When deploying to Vercel, the platform runs your Next.js build but does not run accessibility audits. A site with hundreds of WCAG failures deploys without any warning. Accessibility validation must be added to your CI pipeline explicitly - either via axe-core in your test suite or via a Lighthouse CI GitHub Action.
FAQ
Does missing alt text affect SEO as well as accessibility?
Yes. Google uses alt text to understand image content for Google Images search. Missing or generic alt text means your images won't rank for relevant searches. Descriptive alt text that matches the surrounding content context is both an accessibility requirement and an SEO best practice. The two goals are almost always aligned.
What is the difference between aria-label and aria-labelledby?

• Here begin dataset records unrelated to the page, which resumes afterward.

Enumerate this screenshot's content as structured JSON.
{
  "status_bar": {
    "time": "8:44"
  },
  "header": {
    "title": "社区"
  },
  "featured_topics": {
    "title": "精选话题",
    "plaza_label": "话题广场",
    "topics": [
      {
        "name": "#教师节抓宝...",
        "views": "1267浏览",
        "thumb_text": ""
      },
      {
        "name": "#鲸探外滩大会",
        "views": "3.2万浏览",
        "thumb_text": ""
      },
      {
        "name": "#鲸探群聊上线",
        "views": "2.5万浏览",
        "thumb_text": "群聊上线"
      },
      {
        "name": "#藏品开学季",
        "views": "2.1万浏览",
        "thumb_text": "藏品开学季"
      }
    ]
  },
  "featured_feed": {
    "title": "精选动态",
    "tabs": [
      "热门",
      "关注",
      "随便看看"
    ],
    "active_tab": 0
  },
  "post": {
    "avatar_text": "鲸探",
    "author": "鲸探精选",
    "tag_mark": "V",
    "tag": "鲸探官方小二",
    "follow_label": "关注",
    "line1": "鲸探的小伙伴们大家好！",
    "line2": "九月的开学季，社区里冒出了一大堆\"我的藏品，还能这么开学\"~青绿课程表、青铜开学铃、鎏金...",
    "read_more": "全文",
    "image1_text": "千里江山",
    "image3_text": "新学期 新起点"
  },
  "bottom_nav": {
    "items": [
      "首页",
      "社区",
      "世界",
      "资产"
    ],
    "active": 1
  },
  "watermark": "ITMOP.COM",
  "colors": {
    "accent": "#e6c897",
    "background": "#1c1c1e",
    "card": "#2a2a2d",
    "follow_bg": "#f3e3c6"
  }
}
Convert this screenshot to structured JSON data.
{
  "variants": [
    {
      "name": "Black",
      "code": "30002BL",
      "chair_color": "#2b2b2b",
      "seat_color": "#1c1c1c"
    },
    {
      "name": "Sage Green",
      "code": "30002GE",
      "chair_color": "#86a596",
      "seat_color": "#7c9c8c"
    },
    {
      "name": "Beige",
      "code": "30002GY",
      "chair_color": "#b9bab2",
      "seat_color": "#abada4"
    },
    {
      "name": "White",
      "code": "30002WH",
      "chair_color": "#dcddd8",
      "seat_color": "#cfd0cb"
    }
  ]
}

aria-label provides an accessible name directly as an attribute value. aria-labelledby points to another element whose text content becomes the accessible name. Use aria-labelledby when a visible label already exists on the page - this avoids duplication and keeps the visible and accessible names in sync. Use aria-label when no visible label is present or practical.
Do I need alt text on SVG icons?
Decorative SVG icons used alongside text labels should have aria-hidden="true" so screen readers skip them. If an SVG is the only content conveying information (a standalone logo or informational diagram), it needs either a <title> element inside the SVG, or role="img" and aria-label on the <svg> element.
What WCAG level should I target?
WCAG 2.1 Level AA is the standard referenced in most accessibility legislation globally, including the European Accessibility Act and ADA case law precedent in the US. Level A is the minimum floor - meeting only Level A still leaves significant barriers for disabled users. Target Level AA as your baseline and treat Level AAA criteria as enhancements where practical.
Can Tailwind CSS components be made accessible?
Yes. Tailwind applies only visual styles - it has no inherent accessibility implications. Accessibility comes from the HTML structure and ARIA attributes, not CSS classes. Headless UI (from the Tailwind team) provides unstyled accessible component primitives specifically designed to be combined with Tailwind. Radix UI is another solid option for accessible primitives in React apps built with Cursor or Bolt.